Associate Professors Derek Lackaff, Phillip Motley and Amanda Sturgill attended the 2018 International Society for the Scholarship of Teaching and Learning conference, which attracts international scholars and educators to share recent work and to discuss how to advance the future of higher education.
School of Communications faculty members Phillip Motley and Amanda Sturgill joined colleague Derek Lackaff in Bergen, Norway, in late October to participate in the 2018 International Society for the Scholarship of Teaching and Learning (ISSOTL) conference.
A recipient of a Fulbright U.S. Scholar Program award, Lackaff is currently teaching at the University of Bergen and assisting with the launch of new academic programs in interactive media.
The three associate professors presented papers and posters at the 15th annual conference, which draws scholars and educators from around the world to present their work, to learn from one another, and to create transnational and transdisciplinary collaborations focused on the scholarship of teaching and learning.
Here are details and summaries about the research the communications faculty presented:
“Testing the Culture of Completeness: Student Strategies on Note Cards in Exams”
Coauthored by Amanda Sturgill and David Sturgill
Permitting limited student-created notes in an examination has been found to reduce student anxiety (Erbe, 2007) and improve student success on the exams themselves (Rice, Vogelweid & Kitchel, 2017; Larwin, Gorman & Larwin, 2013). Less is known about student strategies for creating these notes. In particular, laptops in the classroom have encouraged notes that are transcriptions of the board or slides, creating a culture of completeness in notetaking. This study investigates the differential effect of transcriptive vs. integrated notecards on exam performance. Participants discussed strategies for guiding students on better practice for learning from the process of creating notes.
“Design for Engagement: How Faculty Structure and Assess Participation in Global Education Courses”
Coauthored by Derek Lackaff and Matthew Buckmaster
Short-term global education (STGE) courses have students travelling with an instructor for a period of weeks, and attempt to extend the learning culture of a campus into the wider world. The STGE learning environment typically foregrounds distinctive learner goals, expectations and relationships. “Student engagement” in such a context differs greatly from an on-campus course. Drawing on a content analysis of syllabi and interviews with faculty from a mid-sized, private American university, we explored motivations, goals, and impacts of assessing participation in STGE courses. Although the learning goals of STGE courses may be similar to those of campus-based courses, we found that faculty conceptualize and assess participation in STGE courses in distinctive ways. In this session, we presented multiple learning scenarios to help attendees understand: 1) how participation is conceptualized in STGE courses and 2) how participation is operationalized and assessed in STGE courses. Faculty conceptualize the academic goals and content of STGE differently from those of their campus-based courses, with important implications for student learning, course design, and faculty development. This paper session provided an overview of our findings, suggested themes for discussion and future investigation, and provided opportunities for the audience to share perspectives from their own campus contexts.

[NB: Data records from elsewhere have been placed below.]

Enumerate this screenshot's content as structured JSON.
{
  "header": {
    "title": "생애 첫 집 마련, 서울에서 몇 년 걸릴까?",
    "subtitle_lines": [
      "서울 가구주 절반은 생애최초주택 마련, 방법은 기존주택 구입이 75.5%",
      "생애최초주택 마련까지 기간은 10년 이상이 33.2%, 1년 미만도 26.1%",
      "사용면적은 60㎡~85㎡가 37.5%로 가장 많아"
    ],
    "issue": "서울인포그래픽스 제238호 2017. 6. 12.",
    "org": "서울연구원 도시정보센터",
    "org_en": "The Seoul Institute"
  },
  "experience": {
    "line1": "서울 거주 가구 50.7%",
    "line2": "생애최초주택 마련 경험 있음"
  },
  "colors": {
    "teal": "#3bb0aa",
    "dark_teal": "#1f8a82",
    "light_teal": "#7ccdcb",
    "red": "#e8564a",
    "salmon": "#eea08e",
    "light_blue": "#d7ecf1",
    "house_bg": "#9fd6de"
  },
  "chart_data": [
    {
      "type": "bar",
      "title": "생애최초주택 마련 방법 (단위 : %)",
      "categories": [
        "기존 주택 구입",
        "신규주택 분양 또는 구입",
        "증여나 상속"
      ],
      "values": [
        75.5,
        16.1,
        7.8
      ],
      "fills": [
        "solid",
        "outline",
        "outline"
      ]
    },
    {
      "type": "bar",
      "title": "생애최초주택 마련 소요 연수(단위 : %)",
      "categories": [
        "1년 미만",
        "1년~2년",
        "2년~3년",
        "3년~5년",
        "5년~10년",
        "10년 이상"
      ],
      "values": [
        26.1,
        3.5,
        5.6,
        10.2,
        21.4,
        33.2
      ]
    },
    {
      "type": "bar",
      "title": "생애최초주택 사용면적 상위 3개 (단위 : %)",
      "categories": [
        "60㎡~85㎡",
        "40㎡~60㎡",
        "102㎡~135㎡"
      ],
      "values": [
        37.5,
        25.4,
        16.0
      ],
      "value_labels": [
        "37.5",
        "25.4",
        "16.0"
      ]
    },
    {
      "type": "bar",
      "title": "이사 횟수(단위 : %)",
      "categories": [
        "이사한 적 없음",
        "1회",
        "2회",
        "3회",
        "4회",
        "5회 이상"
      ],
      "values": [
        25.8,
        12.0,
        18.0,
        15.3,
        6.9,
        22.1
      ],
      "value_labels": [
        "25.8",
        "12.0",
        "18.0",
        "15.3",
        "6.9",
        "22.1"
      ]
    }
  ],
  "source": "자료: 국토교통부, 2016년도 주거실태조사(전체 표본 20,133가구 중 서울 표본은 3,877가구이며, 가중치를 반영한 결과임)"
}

“SoTL and the Career Path: Academic Culture Issues within and across Institutions”
Authored by Amanda Sturgill
Understanding teaching and learning is mission-critical for academics. While we have the ability to extend our skills in inquiry to our work with and for students, academics sometimes lack the incentives to do so. This poster presented the impacts on the career path for choosing SoTL work from the perspective of disciplines in the liberal arts and professional schools, with a focus on the impacts on the short-term and longer-term implications for faculty, looking at SoTL conducted in a multi-institutional context.

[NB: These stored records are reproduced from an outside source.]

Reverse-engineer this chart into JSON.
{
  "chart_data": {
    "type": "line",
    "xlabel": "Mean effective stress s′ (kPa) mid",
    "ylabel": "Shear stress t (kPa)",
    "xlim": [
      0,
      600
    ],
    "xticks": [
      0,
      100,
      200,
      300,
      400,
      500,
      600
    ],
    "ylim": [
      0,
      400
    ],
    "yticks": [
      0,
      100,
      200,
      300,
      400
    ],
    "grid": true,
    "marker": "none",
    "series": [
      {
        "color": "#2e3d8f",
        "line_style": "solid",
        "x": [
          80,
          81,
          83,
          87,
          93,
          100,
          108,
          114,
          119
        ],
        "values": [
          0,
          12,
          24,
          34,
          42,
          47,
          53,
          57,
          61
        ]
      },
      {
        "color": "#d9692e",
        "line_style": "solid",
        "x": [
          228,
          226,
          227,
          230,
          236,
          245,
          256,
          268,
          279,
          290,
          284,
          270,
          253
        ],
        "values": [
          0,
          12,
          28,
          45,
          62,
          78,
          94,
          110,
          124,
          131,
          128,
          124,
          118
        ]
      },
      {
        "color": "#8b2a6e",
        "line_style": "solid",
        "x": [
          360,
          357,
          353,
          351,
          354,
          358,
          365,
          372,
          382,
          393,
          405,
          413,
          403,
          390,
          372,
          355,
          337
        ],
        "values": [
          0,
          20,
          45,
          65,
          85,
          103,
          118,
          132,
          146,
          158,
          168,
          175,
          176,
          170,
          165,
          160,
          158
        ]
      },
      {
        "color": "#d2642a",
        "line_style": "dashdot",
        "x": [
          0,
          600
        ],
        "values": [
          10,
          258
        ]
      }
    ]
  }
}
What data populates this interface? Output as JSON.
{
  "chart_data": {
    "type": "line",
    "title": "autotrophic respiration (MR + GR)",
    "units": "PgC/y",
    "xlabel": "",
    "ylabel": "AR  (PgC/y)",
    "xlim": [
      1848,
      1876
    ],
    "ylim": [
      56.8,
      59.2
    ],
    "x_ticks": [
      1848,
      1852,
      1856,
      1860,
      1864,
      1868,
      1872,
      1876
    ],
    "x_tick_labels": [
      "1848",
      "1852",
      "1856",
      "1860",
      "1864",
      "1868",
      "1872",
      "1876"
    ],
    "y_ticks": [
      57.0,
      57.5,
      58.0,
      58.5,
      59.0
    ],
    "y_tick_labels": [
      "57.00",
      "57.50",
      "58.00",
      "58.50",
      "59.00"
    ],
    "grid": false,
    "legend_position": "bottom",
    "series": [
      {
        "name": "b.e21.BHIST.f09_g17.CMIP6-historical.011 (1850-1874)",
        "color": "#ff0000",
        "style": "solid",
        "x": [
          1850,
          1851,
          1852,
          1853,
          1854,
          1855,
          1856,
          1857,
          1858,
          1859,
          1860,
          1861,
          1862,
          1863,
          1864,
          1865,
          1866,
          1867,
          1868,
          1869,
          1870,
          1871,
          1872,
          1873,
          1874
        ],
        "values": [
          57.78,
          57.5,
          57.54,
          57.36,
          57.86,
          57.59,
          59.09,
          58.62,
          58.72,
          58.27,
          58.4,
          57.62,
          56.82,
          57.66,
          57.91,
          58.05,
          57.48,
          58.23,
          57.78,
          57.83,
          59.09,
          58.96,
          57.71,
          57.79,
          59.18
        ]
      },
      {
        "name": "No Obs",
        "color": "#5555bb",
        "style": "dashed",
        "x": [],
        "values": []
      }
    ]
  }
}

“Pivot Points: Maximizing the Learning Potential of a Professional Graduate Program”
Coauthored by Phillip Motley and Derek Lackaff
This research poster shared how we have attempted to develop an inclusive learning culture in a diverse professional graduate program in interactive media. We drew on student interviews and programmatic evaluation data to explore (1) the role of the advising process; (2) the design of curricular and co-curricular opportunities; and (3) the messaging provided to students prior to and following admission. We reflected on facilitating meaningful learning experiences that allow students to pivot between academic and professional learning objectives, and demonstrated how best practices are not ad hoc, but programmatically designed and implemented by all faculty.